How to solve this kind of problems generally? How many paths are there from A to B which do not visit the same vertex twice?
(A) 8
(B) 16
(C) 20
(D) 24
(E) 32 

 A: Initially, let's count for the top-half only. Number of paths between $AC$ are $4$ i.e., $\implies APC,ApC,ApPC,APpC$.
There are a similar number of paths between $CB$. So, for each path between $AC$, there is path to $CB. $.
So, total no. of paths are $4*4=16$.
There are identical no. in the bottom half.
So, total no.of paths are $16*2=32$

A: 
Now here the number of ways to reach from A to point 1 are 4 which can be counted manually.  Now from point 1 similarly there are 4 ways to reach point B.  But these two cases are independent of each other hence by Multiplication rule in combinatorics we have number of paths from A to B in upper part as $4*4=16$. 
Similarly in lower part there would be 16 of them.
Hence the answer would be $$16+16=32$$
A: There are two global paths: north and south.
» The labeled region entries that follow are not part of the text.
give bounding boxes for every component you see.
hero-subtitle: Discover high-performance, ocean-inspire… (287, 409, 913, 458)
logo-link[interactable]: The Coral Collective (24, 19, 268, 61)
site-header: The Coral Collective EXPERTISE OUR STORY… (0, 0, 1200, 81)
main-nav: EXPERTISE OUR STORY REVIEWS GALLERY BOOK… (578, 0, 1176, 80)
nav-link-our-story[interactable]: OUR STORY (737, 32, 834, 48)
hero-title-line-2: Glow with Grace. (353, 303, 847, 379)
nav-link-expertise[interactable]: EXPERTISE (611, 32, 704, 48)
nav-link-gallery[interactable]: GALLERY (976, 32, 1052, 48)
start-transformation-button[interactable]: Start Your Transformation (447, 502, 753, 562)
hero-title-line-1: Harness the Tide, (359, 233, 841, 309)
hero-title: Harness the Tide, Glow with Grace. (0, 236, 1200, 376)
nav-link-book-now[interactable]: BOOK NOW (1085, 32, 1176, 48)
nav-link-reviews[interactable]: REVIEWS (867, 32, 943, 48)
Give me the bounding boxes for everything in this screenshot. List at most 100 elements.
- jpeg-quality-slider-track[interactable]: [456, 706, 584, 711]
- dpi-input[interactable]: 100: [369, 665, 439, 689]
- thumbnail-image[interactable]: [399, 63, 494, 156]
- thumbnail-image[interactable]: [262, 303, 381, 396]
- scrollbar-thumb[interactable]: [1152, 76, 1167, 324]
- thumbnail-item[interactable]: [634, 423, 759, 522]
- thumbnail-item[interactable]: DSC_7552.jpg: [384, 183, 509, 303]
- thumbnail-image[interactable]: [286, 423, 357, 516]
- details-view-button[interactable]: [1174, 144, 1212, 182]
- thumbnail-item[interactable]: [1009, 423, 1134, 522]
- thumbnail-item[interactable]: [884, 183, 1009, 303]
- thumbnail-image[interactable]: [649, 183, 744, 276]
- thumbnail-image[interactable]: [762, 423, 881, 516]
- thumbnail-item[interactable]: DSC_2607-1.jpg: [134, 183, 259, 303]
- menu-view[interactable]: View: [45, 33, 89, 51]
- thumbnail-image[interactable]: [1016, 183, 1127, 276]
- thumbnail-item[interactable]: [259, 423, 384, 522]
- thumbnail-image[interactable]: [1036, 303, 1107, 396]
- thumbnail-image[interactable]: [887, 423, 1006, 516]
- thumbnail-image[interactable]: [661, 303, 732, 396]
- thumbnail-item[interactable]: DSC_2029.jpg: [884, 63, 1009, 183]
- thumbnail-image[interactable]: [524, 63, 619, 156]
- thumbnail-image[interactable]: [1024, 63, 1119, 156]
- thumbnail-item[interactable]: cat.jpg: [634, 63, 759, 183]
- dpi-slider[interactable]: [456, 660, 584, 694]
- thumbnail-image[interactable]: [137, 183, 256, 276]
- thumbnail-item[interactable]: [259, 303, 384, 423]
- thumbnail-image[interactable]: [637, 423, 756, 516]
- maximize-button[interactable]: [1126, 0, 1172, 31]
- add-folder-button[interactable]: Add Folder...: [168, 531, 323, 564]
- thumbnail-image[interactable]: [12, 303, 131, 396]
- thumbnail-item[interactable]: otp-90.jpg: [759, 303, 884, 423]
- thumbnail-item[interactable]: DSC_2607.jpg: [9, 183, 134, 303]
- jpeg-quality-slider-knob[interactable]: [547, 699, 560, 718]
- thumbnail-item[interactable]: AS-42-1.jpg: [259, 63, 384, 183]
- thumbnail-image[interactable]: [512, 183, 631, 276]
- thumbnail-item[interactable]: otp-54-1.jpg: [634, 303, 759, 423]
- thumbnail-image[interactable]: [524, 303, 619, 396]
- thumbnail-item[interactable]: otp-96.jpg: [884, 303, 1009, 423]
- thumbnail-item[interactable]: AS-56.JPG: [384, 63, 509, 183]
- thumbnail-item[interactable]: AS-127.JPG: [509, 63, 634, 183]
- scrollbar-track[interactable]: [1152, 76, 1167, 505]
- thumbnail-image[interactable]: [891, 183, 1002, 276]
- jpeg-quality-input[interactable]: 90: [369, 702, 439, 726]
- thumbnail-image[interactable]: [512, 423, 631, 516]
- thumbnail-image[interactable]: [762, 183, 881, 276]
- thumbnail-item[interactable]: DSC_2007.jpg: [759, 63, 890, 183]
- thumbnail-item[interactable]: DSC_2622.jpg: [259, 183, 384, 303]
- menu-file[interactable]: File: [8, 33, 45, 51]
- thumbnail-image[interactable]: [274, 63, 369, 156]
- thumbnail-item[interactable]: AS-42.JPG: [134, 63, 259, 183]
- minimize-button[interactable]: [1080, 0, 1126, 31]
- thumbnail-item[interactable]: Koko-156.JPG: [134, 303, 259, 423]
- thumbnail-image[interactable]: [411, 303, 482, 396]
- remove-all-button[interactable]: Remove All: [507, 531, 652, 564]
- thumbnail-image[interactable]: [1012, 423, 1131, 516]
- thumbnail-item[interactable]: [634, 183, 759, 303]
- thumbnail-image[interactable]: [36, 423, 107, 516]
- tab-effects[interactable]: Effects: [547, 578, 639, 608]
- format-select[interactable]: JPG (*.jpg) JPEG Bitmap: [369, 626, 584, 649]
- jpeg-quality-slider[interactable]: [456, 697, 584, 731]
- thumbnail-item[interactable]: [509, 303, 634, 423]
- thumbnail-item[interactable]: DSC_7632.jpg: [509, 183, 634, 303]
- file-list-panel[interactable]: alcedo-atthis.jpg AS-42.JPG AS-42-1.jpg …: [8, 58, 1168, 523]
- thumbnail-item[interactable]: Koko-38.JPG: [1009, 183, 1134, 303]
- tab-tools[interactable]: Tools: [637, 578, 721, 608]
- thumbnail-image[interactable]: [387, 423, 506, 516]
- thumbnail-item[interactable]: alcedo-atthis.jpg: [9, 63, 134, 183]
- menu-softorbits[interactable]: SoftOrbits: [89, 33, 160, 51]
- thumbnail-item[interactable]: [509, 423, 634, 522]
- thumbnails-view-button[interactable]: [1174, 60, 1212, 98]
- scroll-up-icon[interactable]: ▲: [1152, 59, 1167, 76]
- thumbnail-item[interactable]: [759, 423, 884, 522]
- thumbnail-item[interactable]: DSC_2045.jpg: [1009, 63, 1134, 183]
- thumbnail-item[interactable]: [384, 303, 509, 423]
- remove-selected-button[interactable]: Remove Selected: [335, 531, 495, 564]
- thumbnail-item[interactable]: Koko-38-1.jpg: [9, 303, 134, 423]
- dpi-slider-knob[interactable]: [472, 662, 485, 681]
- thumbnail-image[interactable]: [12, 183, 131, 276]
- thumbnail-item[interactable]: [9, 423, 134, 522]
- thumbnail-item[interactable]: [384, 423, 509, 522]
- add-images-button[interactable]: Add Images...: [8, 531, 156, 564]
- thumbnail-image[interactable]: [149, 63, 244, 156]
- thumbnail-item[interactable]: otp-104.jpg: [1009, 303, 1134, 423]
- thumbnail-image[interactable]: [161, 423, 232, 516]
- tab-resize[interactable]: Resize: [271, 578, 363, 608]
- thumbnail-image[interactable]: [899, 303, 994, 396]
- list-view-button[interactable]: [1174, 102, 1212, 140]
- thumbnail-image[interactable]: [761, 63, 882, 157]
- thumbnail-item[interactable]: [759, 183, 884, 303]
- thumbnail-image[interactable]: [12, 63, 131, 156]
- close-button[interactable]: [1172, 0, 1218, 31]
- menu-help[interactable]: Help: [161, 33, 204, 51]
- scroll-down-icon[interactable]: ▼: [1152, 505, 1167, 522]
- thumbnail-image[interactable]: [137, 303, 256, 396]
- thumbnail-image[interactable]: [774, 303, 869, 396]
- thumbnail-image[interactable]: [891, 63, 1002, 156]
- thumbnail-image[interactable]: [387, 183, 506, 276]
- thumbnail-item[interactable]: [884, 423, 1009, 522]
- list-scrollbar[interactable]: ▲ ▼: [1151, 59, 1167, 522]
Each global path is made of $4$ connected triangles. For each triangle there are two paths from one vertex to each of other two vertices. So the total number of paths:
$$2×(2×2×2×2)=32.$$
That is, $2$ global paths times $4$ local paths of $2$ each.
A: In order to solve this kind of problem generally, look for constraints that let you divide the problem into simpler sub-problems.
The points $A$ and $B$ and the two midpoints of the top and bottom edges of the large square are "bottlenecks." The path can cross from one of the large triangular regions to another through one of these points, but it cannot
return through that point.
This means if your first move is into the upper half of the figure,
you cannot get into the lower half of the figure through $A,$ so the only way to get to $B$ is through the upper half of the figure.
When you get to $B$ you have to stop (not go into the lower half of the figure), because if you leave $B$ you cannot come back
(since that would be a second visit to $B$).
So you have to use either the upper half, or the lower half, but you cannot make any path that has points in both halves.
Also, once you reach the midpoint of the upper (or lower) half, you cannot go back to the part of the figure on the left.
This divides the problem into discrete sub-problems:


*

*How to choose the upper or lower half.

*How to get from $A$ to the midpoint.

*How to get from the midpoint to $B.$

*How solutions to all the other sub-problems combine into the solution of the whole problem.


Each of these sub-problems is much easier than the whole problem.
Other answers show how this method applies to this particular problem.